A young couple with a baby stroller walked quickly past us, avoiding my gaze. After about half an hour, our bags and buckets full of the crisp, almost dessert-quality apples, we cleared out and headed back to Eli’s warehouse downtown, the home of his new hard cider winery. We’d liberated roughly two bushels from the tree, enough to produce somewhere between four and six gallons of juice.
This was our first harvest of the season, a much-anticipated opportunity to test my new Lancman press—a celebratory moment. With Eli’s help I cleaned bird feathers and debris off his loading dock, set the press at the edge of the concrete, and cleaned and sorted fruit in his three-bay sink. Once ground the apples filled less than half the press, but we slapped the lid on, grabbed a couple of glasses, stood back and waited enthusiastically.

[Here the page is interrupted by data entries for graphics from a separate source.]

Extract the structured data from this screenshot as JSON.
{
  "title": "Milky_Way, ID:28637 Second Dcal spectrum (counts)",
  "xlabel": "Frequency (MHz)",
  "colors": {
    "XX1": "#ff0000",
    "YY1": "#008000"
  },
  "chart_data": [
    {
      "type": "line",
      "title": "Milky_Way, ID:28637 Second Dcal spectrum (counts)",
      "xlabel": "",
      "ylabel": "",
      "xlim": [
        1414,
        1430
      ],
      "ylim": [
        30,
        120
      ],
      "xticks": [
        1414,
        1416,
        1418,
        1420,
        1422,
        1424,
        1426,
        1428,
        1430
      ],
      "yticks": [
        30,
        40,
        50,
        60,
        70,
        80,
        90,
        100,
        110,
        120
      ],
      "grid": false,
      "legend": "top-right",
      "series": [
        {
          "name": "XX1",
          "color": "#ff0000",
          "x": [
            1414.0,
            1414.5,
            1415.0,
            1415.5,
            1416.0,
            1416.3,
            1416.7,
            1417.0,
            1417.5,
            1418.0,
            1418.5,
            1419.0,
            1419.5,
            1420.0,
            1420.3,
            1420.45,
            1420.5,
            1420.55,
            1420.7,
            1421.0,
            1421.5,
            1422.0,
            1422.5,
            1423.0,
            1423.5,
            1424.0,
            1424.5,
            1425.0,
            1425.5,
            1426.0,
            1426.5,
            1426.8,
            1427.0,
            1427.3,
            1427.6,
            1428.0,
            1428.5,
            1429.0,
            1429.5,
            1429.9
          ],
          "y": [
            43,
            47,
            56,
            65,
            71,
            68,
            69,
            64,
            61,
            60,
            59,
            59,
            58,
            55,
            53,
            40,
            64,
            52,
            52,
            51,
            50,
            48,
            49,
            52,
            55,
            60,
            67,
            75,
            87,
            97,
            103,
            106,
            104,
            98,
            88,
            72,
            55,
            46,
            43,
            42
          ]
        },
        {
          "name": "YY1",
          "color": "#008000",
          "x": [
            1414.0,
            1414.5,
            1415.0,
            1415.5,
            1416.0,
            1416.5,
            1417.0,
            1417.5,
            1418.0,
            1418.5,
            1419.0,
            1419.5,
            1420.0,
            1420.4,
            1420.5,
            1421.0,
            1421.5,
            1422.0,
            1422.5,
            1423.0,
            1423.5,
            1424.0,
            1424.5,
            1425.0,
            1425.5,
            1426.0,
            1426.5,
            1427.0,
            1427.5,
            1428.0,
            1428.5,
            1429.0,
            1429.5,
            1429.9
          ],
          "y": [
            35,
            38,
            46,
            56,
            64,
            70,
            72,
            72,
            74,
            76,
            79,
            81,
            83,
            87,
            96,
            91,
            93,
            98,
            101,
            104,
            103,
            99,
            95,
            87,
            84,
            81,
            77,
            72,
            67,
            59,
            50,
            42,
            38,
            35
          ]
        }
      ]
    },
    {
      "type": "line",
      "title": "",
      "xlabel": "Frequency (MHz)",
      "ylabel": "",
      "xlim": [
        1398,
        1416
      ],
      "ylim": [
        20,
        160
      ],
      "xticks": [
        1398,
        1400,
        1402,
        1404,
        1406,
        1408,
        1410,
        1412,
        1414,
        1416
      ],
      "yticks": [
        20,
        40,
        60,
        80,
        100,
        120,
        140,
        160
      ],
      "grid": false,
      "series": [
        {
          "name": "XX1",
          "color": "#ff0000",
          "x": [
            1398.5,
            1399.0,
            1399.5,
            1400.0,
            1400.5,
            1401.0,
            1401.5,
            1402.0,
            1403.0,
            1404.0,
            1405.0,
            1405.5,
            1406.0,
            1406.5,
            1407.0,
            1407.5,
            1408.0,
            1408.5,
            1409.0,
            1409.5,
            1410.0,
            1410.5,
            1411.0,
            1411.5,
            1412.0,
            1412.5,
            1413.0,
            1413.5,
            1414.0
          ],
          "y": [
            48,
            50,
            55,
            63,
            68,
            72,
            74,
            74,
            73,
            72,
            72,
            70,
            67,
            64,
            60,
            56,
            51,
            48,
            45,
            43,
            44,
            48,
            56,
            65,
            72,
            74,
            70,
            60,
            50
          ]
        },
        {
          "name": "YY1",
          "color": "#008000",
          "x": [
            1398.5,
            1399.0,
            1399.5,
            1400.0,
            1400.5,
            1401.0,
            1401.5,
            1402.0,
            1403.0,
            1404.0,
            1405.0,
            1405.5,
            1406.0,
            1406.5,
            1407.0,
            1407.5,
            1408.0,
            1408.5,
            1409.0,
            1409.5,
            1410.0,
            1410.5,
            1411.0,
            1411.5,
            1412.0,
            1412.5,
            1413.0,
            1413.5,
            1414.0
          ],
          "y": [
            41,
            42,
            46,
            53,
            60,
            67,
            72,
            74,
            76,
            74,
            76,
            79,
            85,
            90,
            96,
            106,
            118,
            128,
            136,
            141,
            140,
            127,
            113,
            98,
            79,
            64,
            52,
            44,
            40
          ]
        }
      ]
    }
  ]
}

It’s worth spending a moment describing this piece of equipment, if only because I use its photo as the background wallpaper for my iPhone. I love Karla, I love our dog Tica, but it’s my cider press that greets me when I turn on the phone. The Lancman is a small, portable Slovenian press, designed for grapes but suitable for all kinds of fruit. It operates by water pressure—connect the internal rubber bladder by garden hose to any ordinary household faucet, crack the valve, and gradually the crushed fruit presses against the steel walls of the cylinder, running juice through narrow perforations into a collecting tray.

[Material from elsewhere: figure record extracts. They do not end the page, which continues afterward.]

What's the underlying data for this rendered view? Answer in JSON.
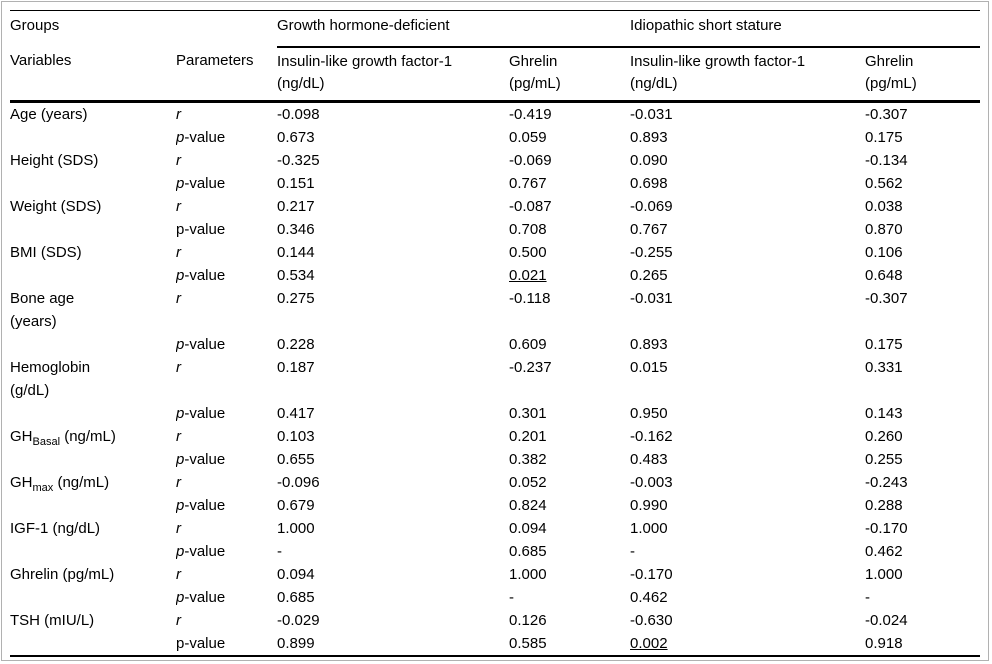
{
  "colors": {
    "background": "#ffffff",
    "text": "#000000",
    "rules": "#000000",
    "frame_border": "#b1b1b1"
  },
  "table": {
    "header": {
      "groups_label": "Groups",
      "variables_label": "Variables",
      "parameters_label": "Parameters",
      "group_headers": [
        "Growth hormone-deficient",
        "Idiopathic short stature"
      ],
      "column_headers": [
        {
          "line1": "Insulin-like growth factor-1",
          "line2": "(ng/dL)"
        },
        {
          "line1": "Ghrelin",
          "line2": "(pg/mL)"
        },
        {
          "line1": "Insulin-like growth factor-1",
          "line2": "(ng/dL)"
        },
        {
          "line1": "Ghrelin",
          "line2": "(pg/mL)"
        }
      ]
    },
    "labels": {
      "r": "r",
      "p_italic_char": "p",
      "p_rest": "-value",
      "p_plain": "p-value"
    },
    "rows": [
      {
        "variable": [
          {
            "text": "Age (years)"
          }
        ],
        "r": [
          "-0.098",
          "-0.419",
          "-0.031",
          "-0.307"
        ],
        "p": [
          "0.673",
          "0.059",
          "0.893",
          "0.175"
        ],
        "p_italic": true
      },
      {
        "variable": [
          {
            "text": "Height (SDS)"
          }
        ],
        "r": [
          "-0.325",
          "-0.069",
          "0.090",
          "-0.134"
        ],
        "p": [
          "0.151",
          "0.767",
          "0.698",
          "0.562"
        ],
        "p_italic": true
      },
      {
        "variable": [
          {
            "text": "Weight (SDS)"
          }
        ],
        "r": [
          "0.217",
          "-0.087",
          "-0.069",
          "0.038"
        ],
        "p": [
          "0.346",
          "0.708",
          "0.767",
          "0.870"
        ],
        "p_italic": false
      },
      {
        "variable": [
          {
            "text": "BMI (SDS)"
          }
        ],
        "r": [
          "0.144",
          "0.500",
          "-0.255",
          "0.106"
        ],
        "p": [
          "0.534",
          "0.021",
          "0.265",
          "0.648"
        ],
        "p_underline": [
          false,
          true,
          false,
          false
        ],
        "p_italic": true
      },
      {
        "variable": [
          {
            "text": "Bone age"
          },
          {
            "br": true
          },
          {
            "text": "(years)"
          }
        ],
        "r": [
          "0.275",
          "-0.118",
          "-0.031",
          "-0.307"
        ],
        "p": [
          "0.228",
          "0.609",
          "0.893",
          "0.175"
        ],
        "p_italic": true
      },
      {
        "variable": [
          {
            "text": "Hemoglobin"
          },
          {
            "br": true
          },
          {
            "text": "(g/dL)"
          }
        ],
        "r": [
          "0.187",
          "-0.237",
          "0.015",
          "0.331"
        ],
        "p": [
          "0.417",
          "0.301",
          "0.950",
          "0.143"
        ],
        "p_italic": true
      },
      {
        "variable": [
          {
            "text": "GH"
          },
          {
            "text": "Basal",
            "sub": true
          },
          {
            "text": " (ng/mL)"
          }
        ],
        "r": [
          "0.103",
          "0.201",
          "-0.162",
          "0.260"
        ],
        "p": [
          "0.655",
          "0.382",
          "0.483",
          "0.255"
        ],
        "p_italic": true
      },
      {
        "variable": [
          {
            "text": "GH"
          },
          {
            "text": "max",
            "sub": true
          },
          {
            "text": " (ng/mL)"
          }
        ],
        "r": [
          "-0.096",
          "0.052",
          "-0.003",
          "-0.243"
        ],
        "p": [
          "0.679",
          "0.824",
          "0.990",
          "0.288"
        ],
        "p_italic": true
      },
      {
        "variable": [
          {
            "text": "IGF-1 (ng/dL)"
          }
        ],
        "r": [
          "1.000",
          "0.094",
          "1.000",
          "-0.170"
        ],
        "p": [
          "-",
          "0.685",
          "-",
          "0.462"
        ],
        "p_italic": true
      },
      {
        "variable": [
          {
            "text": "Ghrelin (pg/mL)"
          }
        ],
        "r": [
          "0.094",
          "1.000",
          "-0.170",
          "1.000"
        ],
        "p": [
          "0.685",
          "-",
          "0.462",
          "-"
        ],
        "p_italic": true
      },
      {
        "variable": [
          {
            "text": "TSH (mIU/L)"
          }
        ],
        "r": [
          "-0.029",
          "0.126",
          "-0.630",
          "-0.024"
        ],
        "p": [
          "0.899",
          "0.585",
          "0.002",
          "0.918"
        ],
        "p_underline": [
          false,
          false,
          true,
          false
        ],
        "p_italic": false
      }
    ]
  }
}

We waited for a couple of minutes and the juice started to flow, slowly at first, then in a steady stream. Eli filled his glass, capturing some of the rose-colored juice and holding it up to the light, and we sipped and evaluated it like a fine wine. Sweet, with a brix approaching 15, as high as anything else we tested this past season, but still tangy and refreshing. It was delicious, like nothing we’d ever tasted—particularly not the pasteurized product we call cider here in the US.

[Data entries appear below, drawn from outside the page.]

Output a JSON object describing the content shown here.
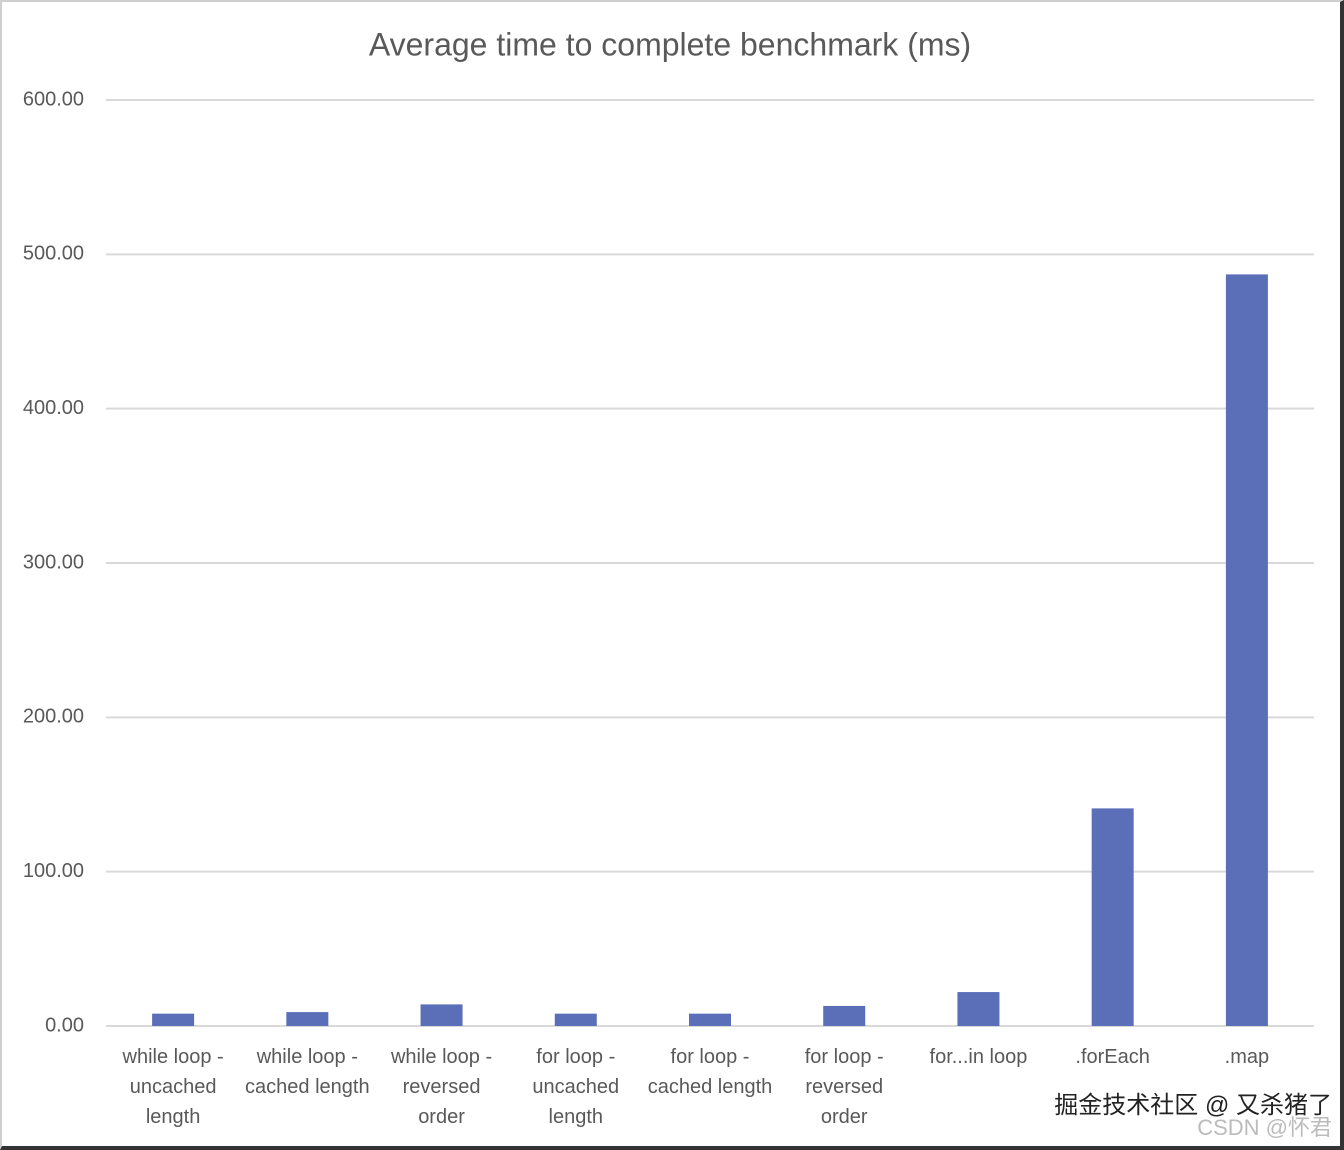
{
  "chart_data": {
    "type": "bar",
    "title": "Average time to complete benchmark (ms)",
    "categories": [
      "while loop - uncached length",
      "while loop - cached length",
      "while loop - reversed order",
      "for loop - uncached length",
      "for loop - cached length",
      "for loop - reversed order",
      "for...in loop",
      ".forEach",
      ".map"
    ],
    "values": [
      8,
      9,
      14,
      8,
      8,
      13,
      22,
      141,
      487
    ],
    "color": "#5b6fb8",
    "ylim": [
      0,
      600
    ],
    "yticks": [
      {
        "value": 0,
        "label": "0.00"
      },
      {
        "value": 100,
        "label": "100.00"
      },
      {
        "value": 200,
        "label": "200.00"
      },
      {
        "value": 300,
        "label": "300.00"
      },
      {
        "value": 400,
        "label": "400.00"
      },
      {
        "value": 500,
        "label": "500.00"
      },
      {
        "value": 600,
        "label": "600.00"
      }
    ],
    "grid": true
  },
  "watermark": {
    "line1": "掘金技术社区 @ 又杀猪了",
    "line2": "CSDN @怀君"
  }
}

Drinking juice straight from the press wasn’t our plan, though. I threw a little extra in the fridge for Karla and headed to the redemption center to find a few suitably sturdy bottles for fermenting. “Got any gallon-size Carlo Rossi bottles?” I called out to the Vietnamese guy working the counter. The place was noisy with clinking glass and a loader moving shrink-wrapped pallets. He pulled me off to the side in another windowless cinder-block room, where we found four sticky bottles. “How much?” I asked, and he told me they were mine for sixty cents. The right price, and infinitely preferable to drinking the wine they’d contained ourselves.
In his book Prohibition, Ed Behr describes attractive salesgirls visiting stores during the 1920’s with raisin cakes and instructions implicitly showing how to get around the law. “Caution: Will Ferment and Turn into Wine,” the labels read. Don’t “place the liquid in a jug and put it aside for twenty-one days,” or you’ll wind up with alcohol. My advice exactly—don’t throw your apple juice into salvaged Carlo Rossi bottles secured with airlocks in the basement, or it will ferment into hard cider, a flavorful beverage that pairs well with cheese, fruit and a nice meal from the garden.
This past week we decanted some of my cider and shared glasses over dinner. It’s midwinter, but summer’s bounty surrounds us even here in chilly Maine. We roasted beets and rutabagas, cracked open jars of salsa, thawed pesto, and made a pie from one of our pumpkins. Although I’ve gardened and grown fruit trees and berries for over twenty years now, this has been my first foray into hard cider, and the addition to the table was more than welcome. A return to a nearly forgotten and highly pleasurable New England tradition—what’s taken me so long?